Like euthanasia, legalising the personal use of cannabis has attracted the backing of a sizeable majority of the public, with 60 percent in favour and just 24 percent against in a Horizon Research poll a year ago.
But in the face of political attacks from the National Party and the 'Say Nope to Dope' group warning of cannabis-laced gummy bears being sold to children, support has plummeted. In an August poll from Horizon Research, 47 percent were now opposed to legalisation and 39 percent in favour - a 44-point swing from just under a year ago.
The cannabis referendum faces some difficulties that euthanasia does not, such as the lack of political advocates for change, with Ardern and most of the government outside of the Greens steering clear of any endorsement or campaigning.
There is a broader lesson that may be of concern to euthanasia advocates, however: that it is relatively easy to scaremonger and instil uncertainty in the public than it is to assuage all their concerns.
The individual referendums, and the sentiment they stir up, are almost certain to bleed into each other too.

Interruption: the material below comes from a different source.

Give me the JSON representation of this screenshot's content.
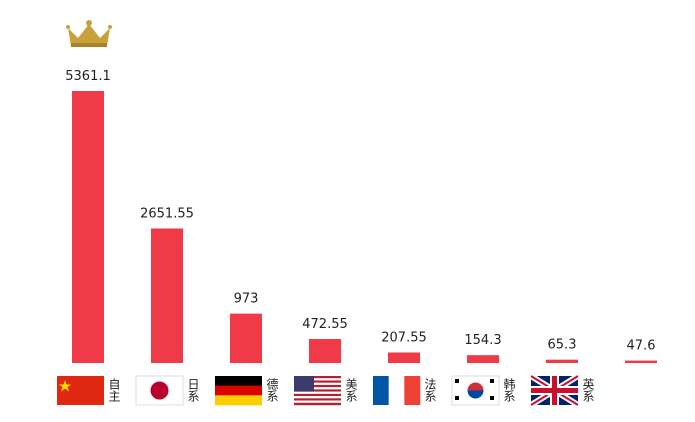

Conventional wisdom suggests that the cannabis referendum is more likely to motivate those in favour of legalisation, while the euthanasia vote will bring out social conservatives, religious voters and others opposed to change.
It may not be that simple, but running duelling referendums risks muddying the waters, with a particularly adept campaign from one side of one vote having knock-on effects with the other.
Their impact will not be restricted to whether or not any legislation changes, either, with political parties almost certainly calculating how the emotionally laden issues may affect their own electoral prospects.
The Greens would have been hoping for a boost to their party vote from the cannabis referendum, but may now wonder whether any gains will be offset by euthanasia opponents lifting up conservative parties.
New Zealand First could benefit from the euthanasia vote given its streak of social conservatism and desire to grow its support in regional New Zealand, but the very public way in which Tracey Martin was undercut on abortion reform shows the caucus is not always on the same page when it comes to social issues.
But the biggest headache may be reserved for Labour, which already have to plan for coalition partners starting to distance themselves and now faces the spectre of conservative lobby groups targeting the Government.
Take the ever nuanced Family First, which warned social media users on Wednesday evening: “The Government wants to promote debate on giving your kids legal weed, they now want to promote debate on coming for your grandma.”
That the End of Life Choice Bill is not government legislation matters little, when Ardern serves as the face of the establishment and an obvious target for discontent.
Message discipline could also suffer as MPs and ministers are repeatedly asked for their personal perspectives on each topic (National will face the same conundrum, but has the ability to pivot to boilerplate attacks on the Government).
The Government could hold a euthanasia referendum separate from the election, but given the costs of doing so would run the risk of wasting money for political expediency.
Ardern will consider it a small mercy that abortion reform appears to have enough support across Parliament that New Zealand First will be unable to force a referendum in exchange for providing a majority.
That could only be the smallest of mercies though, and the Prime Minister may end up wishing light rail was the most contentious topic of public debate come 2020.